I belong to a union. I spent 5 years in an apprentice program going to school and learning my trade. This is just one of the areas where Unions excel. Its called education and training. Union labor is at the top of it's field. My Union has a top notch training center which members use to keep up to date on new and changing technology. This training center is funded by our Union dues. Training and education is what keeps Union labor the best.
haha, that's why a union skilled trades card + 25 cents will get you a cup of coffee in the free labor market. Very few, almost nobody in fact, recognizes a union skilled trades card except the union who issued it. Unionized skilled trades cannot hope to compete with their free market counterparts. The only exception is when the union has a virtual monopoly on a particular trade, so there is no way to get that skill elsewhere.
With the outrages cost of health care today, it's nearly impossible to rasie a family and have health insurance while making $12-15/hr. On top of all that trying to put money into a retirement package.
That's why you don't have a family if you can't support one, this isn't rocket science. If I could not support a family, why on God's earth would I start one?
That's why there are these mysterious things called universities, colleges, trade and vocational schools, to improve one's marketable skills and bring a higher wage. The GRAND thing about our economy and country is that you can go where ever the money is. We have no system of exclusive privilege determined by one's lineage, pedigree, or title of nobility, by one's gender, race, or religion. If you want to make X amount of money, then you can make X amount of money, but the onus is on YOU to go where X is the going wage or salary, the money shouldn't come to you.

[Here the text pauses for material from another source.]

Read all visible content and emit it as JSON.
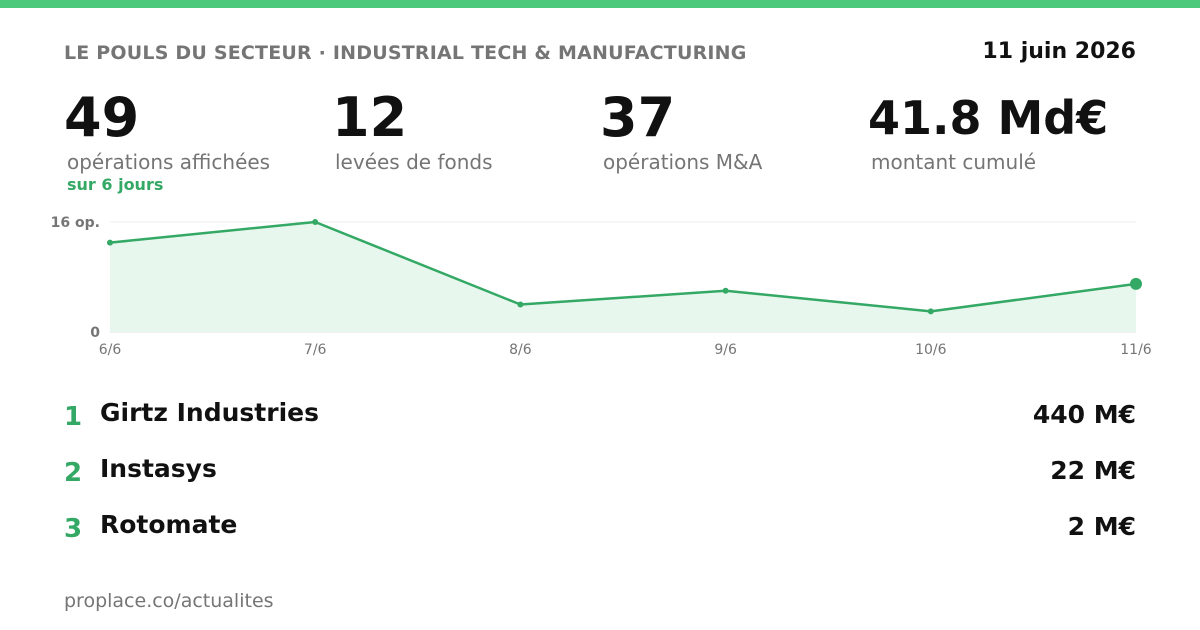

Unions reward complacency and lack of ambition. The last place I worked, which was at a non-unionized auto parts distributor, there was a guy who always complained about how little he made and how he could hardly support his family on it. I got tired of his complaining and asked how much more he would be satisfied with, how much would he like to be making. He responded that he could do far better with $10,000 more annually. Added to the $25,000 he made per year, that equals $35,000 a year.
I went home and printed-out a list of only about a hundred different job titles (using Labor Department resources) that paid around $35,000 per year, brought the list in to work, sat down with him and started going through them one by one. How about this, what about that, there are seven positions for this in the help wanted section, why don't you go apply?
After about 40 of them, I gave up. He didn't WANT to do any of those jobs, he liked his current job just fine...except the pay. TOUGH SH-T!
He reminded me of many fat people, who complain about their weight all the time and feel just awful about themselves, but will they get their fat asses off the couch and go to the gym? Nope. They like the life-style of being fat, only they don't like the body that comes with it. TOUGH SH-T!
It isn't the world's responsibility to create a job just for him paying what he wants to be paid. An unskilled warehouse laborer doesn't make $35,000 per year (at least not in this region of the country) and that's the way it is. If he wants to make $35,000, the onus is on him to go where he can make that much money, it shouldn't be ANY other way.